Regarding Table 8, the first pattern is an example of a short-term respiratory infection context, which includes fever and is treated with paracetamol. The second pattern shows a combination of symptoms from patients with both respiratory and cardiac conditions. The third pattern could be an example of a possible mid-term side effect, where a respiratory infection treated with paracetamol results in symptoms in the skin and skin appendages. Finally, the last pattern is an example of risk factors typically associated with certain diseases in the long term, in this case possibly patients suffering from paralysis due to HCV or degenerative neurological diseases.

Although some of the patterns in both tables may seem obvious, we consider that they are still interesting as they not only confirm known risk factors, but also provide specific information about the time gap between antecedents and consequent. As mentioned above, the availability of more EHRs should allow our methodology to provide more specific patterns.

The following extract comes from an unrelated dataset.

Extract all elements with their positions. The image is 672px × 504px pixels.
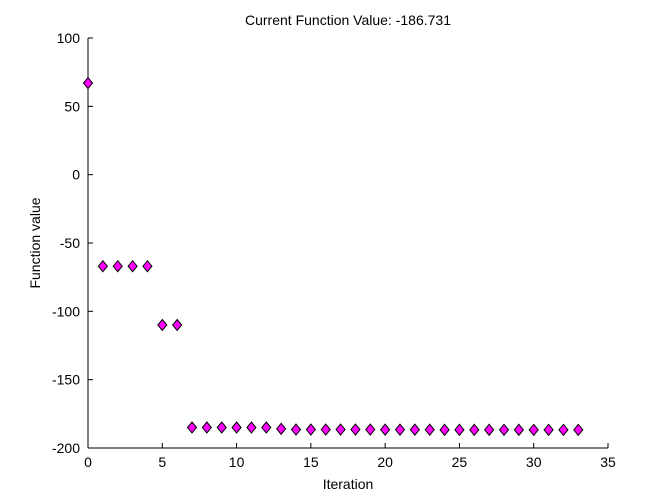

Albeit we are not including all the rules of the packs in this article, we would like to illustrate some phenomena with specific examples. For instance, the agreement in Table 3 showed that some results are not easy to interpret. Equation (9) shows an example of a patient-oriented pattern that was annotated differently by the experts in both Correctness and Relevancy aspects. One of the physicians found no relationship between antecedents and consequent, the second one mentioned that there was a clear relationship between them, while the third physician stated that both fever and lack of oxygen might cause neurological disturbances (for example convulsions). Eventually, by consensus, it was agreed that the rule was Partially Correct (clinical facet) and Rel-Known (Relevant and known).

$$\begin{array}{c} \text{Fever}\ \overset{5}{\Longrightarrow }\ \text {Shortness of breath/dyspnoea}\ \overset{5}{\Longrightarrow }\ {}\\ \text{Neurological symptom/complt. other}\end{array}$$
(9)

Equation (10) shows another example of an apriorilike pattern with disagreement among the experts: while one saw no relationship, another one thought that limitation in movement might lead to weight gain or, conversely, severe pain might lead to anorexia and weight loss. The third expert saw a debatable relationship. However, the consensus reached was that the pattern was not correct nor relevant. We consider Eqs. (9) and (10) as good examples of the intricacy and subjectivity of the evaluation process.

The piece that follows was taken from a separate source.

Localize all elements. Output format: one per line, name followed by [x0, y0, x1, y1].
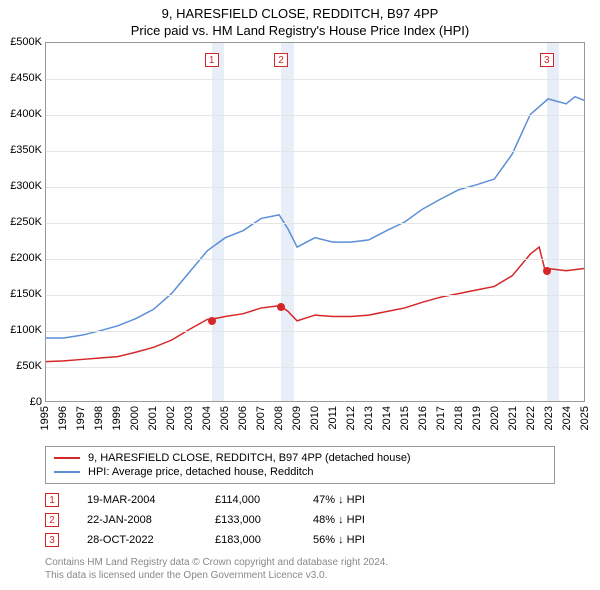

$$\begin{array}{c} \text{Pain general/multiple sites}\ \overset{16}{\Longrightarrow }\ \text{Pain} \\ \text{general/multiple sites}\ \overset{16}{\Longrightarrow }\ {} \\ \text{Endocrine/met./sympt/complt other} \end{array}$$
(10)

Equation (11) shows an example of a patient-oriented pattern that was annotated by the experts as Rel-Known and as Par-Temporal (Partially correct for the Temporal facet). They argued that the time elapsed among the medical events (in this case, all of the type symptom) was longer than expected, though it is indeed very often found indicating cases of complicated respiratory infections. This is an example of how our system can refute conventional knowledge and indicate that certain events may have a longer time frame to consider for prevention purposes.

$$\begin{array}{c} \text{Fever}\ \overset{79}{\Longrightarrow}\ \text{Pain general/multiple sites}\ \overset{86}{\Longrightarrow }\ {} \\ \text{Cough, Respiratory symptom/complaint other}\\ \overset{86}{\Longrightarrow }\ \text{Shortness of breath/dyspnoea} \end{array}$$
(11)

As noted above, some of the patterns were considered novel, i.e. Relevant Unknown, by some physicians in the individual ratings, although this assessment did not appear in the final consensus. For example, patient-oriented Eq. (12), which had a high value of the rulesRespectConsequent measure (20%), was considered a correct and Rel-Known pattern in the consensus. However, in the previous evaluations and during the consensus, two experts commented that they were hesitant about the correctness, but that if this relationship was considered correct, it would be novel to think that 20% of patients who have generalized pain and subsequently some neurological symptom would end up with a diagnosis of malignant neoplasm.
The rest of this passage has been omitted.